Prezes ZBP zwraca uwagę, że z projektu przedstawionego przez UOKiK do rozważenia zostały tylko tzw. działania antylichwiarskie. Chodzi o to, żeby firmy pożyczające mniejsze kwoty na krótki okres, nie żerowały na klientach i nie przerodziło się to w jakieś patologiczne rozwiązania. Pietraszkiewicz wierzy, że intencją urzędników nie jest niszczenie rynku chwilówek, bo jak wskazuje, one też są potrzebne.
Wskazuje, że kwestia ograniczenia kosztów pozaodsetkowych to dla banków w dużej mierze technikalia, do których będą musiały się przystosować, ale nie powinno to sprawić większych problemów. Zapewnia, że wspólnie z przedstawicielami banków będzie to jeszcze dyskutowane.
Pomysł UOKiK - "katastrofa dla firm pożyczkowych"
Strach zajrzał za to w oczy branży "chwilówek". Związek Przedsiębiorstw Finansowych (ZPF), a więc instytucja, która zrzesza m.in. pośredników finansowych i przedsiębiorstwa pożyczkowe, uważa propozycje UOKiK za "całkowicie niezasadne, wysoce szkodliwe i w praktyce likwidujące część podmiotów rynku finansowego".
Ocenia, że ich wprowadzenie może doprowadzić do likwidacji nawet 40 tys. miejsc pracy w sektorze pożyczkowym i sektorach blisko powiązanych, a także ogromnych strat finansowych.

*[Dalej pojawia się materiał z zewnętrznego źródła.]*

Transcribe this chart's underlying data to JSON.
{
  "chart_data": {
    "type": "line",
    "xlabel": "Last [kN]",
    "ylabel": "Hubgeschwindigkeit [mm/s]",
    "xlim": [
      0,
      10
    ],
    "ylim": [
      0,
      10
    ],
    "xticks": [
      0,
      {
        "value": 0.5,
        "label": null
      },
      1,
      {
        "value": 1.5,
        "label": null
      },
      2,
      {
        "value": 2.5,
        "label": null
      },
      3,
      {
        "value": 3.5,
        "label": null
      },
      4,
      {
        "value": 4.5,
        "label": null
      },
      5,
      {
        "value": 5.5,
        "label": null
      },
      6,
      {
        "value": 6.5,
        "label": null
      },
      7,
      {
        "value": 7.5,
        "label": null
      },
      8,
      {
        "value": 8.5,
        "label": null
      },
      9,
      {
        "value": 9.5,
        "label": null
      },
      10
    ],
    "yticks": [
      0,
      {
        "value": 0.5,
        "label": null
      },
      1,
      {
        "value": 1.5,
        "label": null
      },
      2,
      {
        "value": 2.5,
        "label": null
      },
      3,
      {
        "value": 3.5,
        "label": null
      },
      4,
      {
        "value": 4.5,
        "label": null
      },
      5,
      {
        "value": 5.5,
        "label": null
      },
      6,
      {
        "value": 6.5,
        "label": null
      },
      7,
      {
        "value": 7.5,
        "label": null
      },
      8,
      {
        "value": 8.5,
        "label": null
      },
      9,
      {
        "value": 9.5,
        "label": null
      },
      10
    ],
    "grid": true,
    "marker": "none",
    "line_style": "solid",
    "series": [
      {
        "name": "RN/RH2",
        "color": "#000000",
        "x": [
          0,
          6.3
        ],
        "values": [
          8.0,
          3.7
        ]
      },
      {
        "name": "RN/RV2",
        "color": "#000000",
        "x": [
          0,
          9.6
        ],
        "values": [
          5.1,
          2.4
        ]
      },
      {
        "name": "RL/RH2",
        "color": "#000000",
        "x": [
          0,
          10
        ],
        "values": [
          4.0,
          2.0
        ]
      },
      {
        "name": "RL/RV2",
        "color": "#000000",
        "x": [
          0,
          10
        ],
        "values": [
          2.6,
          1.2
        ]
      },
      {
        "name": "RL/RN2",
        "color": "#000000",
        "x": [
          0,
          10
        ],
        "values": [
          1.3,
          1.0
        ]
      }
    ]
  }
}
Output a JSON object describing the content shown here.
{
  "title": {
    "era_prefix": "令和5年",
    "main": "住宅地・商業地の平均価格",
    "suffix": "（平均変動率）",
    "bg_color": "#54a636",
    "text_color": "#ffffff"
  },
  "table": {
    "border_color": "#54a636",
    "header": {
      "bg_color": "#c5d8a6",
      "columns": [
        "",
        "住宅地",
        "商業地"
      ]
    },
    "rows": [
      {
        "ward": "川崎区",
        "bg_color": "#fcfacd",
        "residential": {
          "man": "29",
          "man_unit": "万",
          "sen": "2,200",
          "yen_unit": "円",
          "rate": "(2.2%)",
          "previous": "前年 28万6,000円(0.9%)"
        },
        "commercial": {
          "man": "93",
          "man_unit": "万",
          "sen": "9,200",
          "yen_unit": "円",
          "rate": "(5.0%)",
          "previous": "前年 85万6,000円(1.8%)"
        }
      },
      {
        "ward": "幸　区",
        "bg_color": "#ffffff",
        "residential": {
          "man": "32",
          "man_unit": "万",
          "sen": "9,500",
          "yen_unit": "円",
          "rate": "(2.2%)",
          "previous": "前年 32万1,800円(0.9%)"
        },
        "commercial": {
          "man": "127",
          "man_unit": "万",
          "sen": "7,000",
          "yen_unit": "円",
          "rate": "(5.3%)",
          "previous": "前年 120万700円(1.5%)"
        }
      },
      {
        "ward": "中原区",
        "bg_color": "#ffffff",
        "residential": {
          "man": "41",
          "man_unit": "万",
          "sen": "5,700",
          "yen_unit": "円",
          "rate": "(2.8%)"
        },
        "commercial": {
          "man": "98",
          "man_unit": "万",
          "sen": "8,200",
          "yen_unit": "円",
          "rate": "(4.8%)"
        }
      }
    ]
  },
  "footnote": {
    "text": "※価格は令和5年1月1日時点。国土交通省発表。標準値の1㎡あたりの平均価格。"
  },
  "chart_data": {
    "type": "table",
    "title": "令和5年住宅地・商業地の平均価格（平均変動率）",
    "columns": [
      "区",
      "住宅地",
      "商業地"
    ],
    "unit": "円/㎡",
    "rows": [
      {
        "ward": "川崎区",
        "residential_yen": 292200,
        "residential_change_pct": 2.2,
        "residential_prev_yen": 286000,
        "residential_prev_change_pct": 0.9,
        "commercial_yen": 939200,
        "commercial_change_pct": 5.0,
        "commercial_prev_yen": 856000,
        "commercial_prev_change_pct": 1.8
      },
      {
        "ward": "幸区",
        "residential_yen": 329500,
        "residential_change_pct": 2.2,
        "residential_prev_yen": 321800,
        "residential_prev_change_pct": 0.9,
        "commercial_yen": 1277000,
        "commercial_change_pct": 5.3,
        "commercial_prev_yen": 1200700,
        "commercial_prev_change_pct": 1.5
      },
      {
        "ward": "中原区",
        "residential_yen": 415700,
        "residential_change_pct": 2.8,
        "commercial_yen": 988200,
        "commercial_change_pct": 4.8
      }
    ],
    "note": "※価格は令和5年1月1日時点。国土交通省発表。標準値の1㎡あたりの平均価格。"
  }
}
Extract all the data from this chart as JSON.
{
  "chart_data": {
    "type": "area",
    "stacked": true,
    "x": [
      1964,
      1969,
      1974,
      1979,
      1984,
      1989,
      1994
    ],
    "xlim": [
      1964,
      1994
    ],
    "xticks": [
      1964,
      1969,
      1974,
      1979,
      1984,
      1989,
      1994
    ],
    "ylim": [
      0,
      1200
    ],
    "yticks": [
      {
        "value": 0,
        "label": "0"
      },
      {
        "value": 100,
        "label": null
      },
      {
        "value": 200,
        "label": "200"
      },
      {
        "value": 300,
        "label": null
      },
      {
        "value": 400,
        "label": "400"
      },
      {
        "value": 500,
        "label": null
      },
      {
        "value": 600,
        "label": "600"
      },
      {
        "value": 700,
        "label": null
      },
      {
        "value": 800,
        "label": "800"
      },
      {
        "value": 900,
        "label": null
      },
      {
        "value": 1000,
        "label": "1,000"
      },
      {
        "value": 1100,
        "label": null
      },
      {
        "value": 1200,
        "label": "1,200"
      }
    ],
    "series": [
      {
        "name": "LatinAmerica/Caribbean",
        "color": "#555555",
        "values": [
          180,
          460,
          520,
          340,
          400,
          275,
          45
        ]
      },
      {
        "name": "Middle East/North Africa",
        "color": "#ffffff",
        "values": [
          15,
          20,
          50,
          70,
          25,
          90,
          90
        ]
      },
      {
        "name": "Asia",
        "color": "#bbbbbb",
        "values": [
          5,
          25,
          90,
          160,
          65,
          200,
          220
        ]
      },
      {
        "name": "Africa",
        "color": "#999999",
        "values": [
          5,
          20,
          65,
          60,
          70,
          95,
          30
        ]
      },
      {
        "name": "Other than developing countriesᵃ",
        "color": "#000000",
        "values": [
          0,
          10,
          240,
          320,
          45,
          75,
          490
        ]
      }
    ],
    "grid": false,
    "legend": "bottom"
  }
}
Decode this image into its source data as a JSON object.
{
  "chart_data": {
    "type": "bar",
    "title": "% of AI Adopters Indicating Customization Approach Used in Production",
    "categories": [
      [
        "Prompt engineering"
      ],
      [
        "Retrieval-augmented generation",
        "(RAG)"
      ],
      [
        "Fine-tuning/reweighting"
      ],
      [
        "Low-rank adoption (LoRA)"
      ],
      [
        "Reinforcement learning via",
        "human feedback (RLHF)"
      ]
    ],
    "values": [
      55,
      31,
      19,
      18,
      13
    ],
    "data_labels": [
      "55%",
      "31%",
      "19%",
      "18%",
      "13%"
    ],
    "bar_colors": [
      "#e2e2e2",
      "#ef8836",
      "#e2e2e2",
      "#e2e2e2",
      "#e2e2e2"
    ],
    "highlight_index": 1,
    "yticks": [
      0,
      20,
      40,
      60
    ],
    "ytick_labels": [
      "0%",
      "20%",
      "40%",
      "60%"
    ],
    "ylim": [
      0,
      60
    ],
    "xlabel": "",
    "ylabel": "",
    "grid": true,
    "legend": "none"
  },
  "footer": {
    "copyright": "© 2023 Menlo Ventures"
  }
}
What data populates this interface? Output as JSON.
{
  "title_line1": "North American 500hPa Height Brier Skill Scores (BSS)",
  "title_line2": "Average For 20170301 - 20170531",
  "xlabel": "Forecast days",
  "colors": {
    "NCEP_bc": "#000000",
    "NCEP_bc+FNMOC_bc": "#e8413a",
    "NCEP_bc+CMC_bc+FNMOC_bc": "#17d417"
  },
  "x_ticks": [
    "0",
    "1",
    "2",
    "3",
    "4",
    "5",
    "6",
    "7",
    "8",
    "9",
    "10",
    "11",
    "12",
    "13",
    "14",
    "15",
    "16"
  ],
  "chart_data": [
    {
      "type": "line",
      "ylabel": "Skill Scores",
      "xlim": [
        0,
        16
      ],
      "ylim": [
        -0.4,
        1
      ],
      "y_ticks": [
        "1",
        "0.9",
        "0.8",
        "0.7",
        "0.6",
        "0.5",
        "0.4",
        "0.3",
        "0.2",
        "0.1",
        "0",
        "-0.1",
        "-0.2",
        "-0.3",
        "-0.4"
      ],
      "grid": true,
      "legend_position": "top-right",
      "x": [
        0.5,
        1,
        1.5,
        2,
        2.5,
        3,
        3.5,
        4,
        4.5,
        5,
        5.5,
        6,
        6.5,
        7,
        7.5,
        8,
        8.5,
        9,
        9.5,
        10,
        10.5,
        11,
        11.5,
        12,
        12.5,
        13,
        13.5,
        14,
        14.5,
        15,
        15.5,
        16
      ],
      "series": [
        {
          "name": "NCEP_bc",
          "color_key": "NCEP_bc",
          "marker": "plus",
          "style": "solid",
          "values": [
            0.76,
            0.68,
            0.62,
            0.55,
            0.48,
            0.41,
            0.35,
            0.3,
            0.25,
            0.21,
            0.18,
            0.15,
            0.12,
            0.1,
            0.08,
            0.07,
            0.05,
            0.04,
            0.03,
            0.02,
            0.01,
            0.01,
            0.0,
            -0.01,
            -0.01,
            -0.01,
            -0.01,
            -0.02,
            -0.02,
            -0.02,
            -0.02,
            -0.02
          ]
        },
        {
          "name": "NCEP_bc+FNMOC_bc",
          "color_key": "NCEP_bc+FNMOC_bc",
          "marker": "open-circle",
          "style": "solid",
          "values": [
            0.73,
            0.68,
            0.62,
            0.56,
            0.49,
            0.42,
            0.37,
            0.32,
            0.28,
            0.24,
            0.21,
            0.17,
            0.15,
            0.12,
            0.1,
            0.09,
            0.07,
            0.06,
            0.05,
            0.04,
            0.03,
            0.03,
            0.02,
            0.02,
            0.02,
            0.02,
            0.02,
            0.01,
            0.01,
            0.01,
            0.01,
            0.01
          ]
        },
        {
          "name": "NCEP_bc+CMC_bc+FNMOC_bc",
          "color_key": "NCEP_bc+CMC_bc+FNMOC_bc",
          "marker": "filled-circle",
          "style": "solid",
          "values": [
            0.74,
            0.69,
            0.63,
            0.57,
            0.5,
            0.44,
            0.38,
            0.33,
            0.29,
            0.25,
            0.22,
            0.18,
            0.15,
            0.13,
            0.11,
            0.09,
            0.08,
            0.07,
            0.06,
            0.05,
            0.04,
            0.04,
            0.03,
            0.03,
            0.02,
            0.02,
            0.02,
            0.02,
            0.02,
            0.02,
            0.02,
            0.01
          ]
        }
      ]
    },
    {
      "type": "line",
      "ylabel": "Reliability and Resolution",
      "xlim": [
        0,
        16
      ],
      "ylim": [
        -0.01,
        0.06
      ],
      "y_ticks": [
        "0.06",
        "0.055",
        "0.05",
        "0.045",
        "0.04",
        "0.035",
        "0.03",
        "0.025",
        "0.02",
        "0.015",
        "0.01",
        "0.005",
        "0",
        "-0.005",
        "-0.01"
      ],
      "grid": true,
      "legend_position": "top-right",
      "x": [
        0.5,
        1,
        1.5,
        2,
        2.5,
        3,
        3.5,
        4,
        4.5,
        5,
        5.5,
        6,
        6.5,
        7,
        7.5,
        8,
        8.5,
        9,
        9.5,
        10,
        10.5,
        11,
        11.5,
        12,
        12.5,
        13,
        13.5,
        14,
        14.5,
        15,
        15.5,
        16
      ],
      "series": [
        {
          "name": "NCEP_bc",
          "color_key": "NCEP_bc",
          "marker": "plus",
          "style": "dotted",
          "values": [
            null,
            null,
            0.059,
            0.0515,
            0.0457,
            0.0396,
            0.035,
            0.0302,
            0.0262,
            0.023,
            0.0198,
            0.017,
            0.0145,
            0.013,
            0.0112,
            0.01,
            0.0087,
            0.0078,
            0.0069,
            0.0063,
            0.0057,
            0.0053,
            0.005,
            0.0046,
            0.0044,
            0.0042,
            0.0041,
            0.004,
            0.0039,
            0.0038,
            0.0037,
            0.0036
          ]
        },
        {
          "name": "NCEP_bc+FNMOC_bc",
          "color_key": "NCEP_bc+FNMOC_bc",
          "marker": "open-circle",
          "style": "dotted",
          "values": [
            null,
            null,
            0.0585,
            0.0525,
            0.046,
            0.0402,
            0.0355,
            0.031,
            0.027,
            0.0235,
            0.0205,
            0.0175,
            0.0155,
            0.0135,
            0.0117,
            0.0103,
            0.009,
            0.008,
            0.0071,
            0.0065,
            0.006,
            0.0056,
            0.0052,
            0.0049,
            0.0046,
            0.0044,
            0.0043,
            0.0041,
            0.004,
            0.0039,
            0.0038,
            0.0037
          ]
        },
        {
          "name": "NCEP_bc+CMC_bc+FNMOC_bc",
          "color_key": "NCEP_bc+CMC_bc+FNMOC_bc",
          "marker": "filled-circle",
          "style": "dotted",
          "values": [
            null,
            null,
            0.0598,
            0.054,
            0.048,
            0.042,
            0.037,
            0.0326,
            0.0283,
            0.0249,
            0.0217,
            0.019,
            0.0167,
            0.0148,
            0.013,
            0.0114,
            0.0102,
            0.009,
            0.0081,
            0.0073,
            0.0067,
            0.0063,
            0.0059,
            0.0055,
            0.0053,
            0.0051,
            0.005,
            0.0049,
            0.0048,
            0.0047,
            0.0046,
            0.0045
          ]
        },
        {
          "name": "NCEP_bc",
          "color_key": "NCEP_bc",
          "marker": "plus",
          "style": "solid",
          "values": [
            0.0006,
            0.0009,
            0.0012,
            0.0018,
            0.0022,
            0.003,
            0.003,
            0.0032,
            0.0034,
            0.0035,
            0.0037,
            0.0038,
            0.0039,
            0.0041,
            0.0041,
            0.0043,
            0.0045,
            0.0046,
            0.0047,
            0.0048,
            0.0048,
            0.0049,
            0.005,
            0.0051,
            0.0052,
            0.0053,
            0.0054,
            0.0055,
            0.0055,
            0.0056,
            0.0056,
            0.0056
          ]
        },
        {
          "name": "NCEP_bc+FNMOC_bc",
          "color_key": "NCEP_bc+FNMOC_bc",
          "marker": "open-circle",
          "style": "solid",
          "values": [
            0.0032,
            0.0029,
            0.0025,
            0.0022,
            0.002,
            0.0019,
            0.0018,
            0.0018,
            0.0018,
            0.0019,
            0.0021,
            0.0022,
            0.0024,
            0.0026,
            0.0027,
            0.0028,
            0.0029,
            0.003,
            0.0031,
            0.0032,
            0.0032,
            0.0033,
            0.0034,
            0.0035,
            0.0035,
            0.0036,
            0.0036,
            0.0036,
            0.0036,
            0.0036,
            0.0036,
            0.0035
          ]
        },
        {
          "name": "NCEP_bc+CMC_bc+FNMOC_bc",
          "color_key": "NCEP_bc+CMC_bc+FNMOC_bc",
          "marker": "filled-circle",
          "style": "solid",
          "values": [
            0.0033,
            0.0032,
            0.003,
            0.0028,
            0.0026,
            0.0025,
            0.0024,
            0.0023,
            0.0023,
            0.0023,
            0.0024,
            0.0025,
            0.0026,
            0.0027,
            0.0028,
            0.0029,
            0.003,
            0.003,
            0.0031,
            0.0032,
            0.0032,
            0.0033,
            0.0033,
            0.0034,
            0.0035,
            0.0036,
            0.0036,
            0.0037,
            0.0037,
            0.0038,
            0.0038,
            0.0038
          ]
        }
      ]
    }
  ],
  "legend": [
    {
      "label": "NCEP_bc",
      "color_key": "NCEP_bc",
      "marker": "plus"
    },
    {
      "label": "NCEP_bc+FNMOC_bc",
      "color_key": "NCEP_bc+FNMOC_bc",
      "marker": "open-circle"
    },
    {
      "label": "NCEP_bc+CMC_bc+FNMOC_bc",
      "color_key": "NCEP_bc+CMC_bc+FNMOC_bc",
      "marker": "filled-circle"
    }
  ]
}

ZPF wskazuje wręcz na zagrożenie "likwidacji legalnie działającego pozabankowego sektora kredytu konsumenckiego i sektorów usług powiązanych, ale również pogłębienie trudności w funkcjonowaniu SKOK, jak również ogromne straty sektora bankowego". Dodaje, że skutkiem byłby rozwój szarej strefy pożyczek i podziemia lichwiarskiego, bo do korzystania z mikropożyczek zmuszonych może być ponad 2 mln osób.
Podobnie ocenia sytuację Fundacja Rozwoju Rynku Finansowego (FRRF), zrzeszająca firmy pożyczkowe.
- Próby wykorzystywania trudnej sytuacji Polaków już dziś widać wyraźnie na przykładzie rynku żywności, artykułów sanitarnych czy środków ochronnych. Należy spodziewać się, że nie inaczej będzie na rynku finansowania - mówi Agnieszka Wachnicka, prezes FRRF.
- Dlatego wobec braku przepisów chroniących konsumentów przed działalnością mafii mieszkaniowych i lichwy cywilnej, kluczowe w obecnej sytuacji powinno być nie tyle regulowanie cen maksymalnych w odniesieniu do kredytów i pożyczek, gdyż takie przepisy i regulacje już funkcjonują, ile wprowadzenie zakazu przewłaszczania nieruchomości na zabezpieczenie - dodaje.
FRRF wskazuje, że branża pożyczkowa, podobnie jak sektor bankowy, zadeklarowała już wsparcie dla klientów, którzy w związku z pandemią koronawirusa w Polsce będą mieli problem z terminową spłatą rat. Przygotowane propozycje obejmują: czasowe zawieszenie spłaty rat, okresowe obniżenie ich wysokości, przesunięcie daty spłaty pożyczki oraz niepobieranie odsetek karnych za zwłokę w płatności zobowiązania.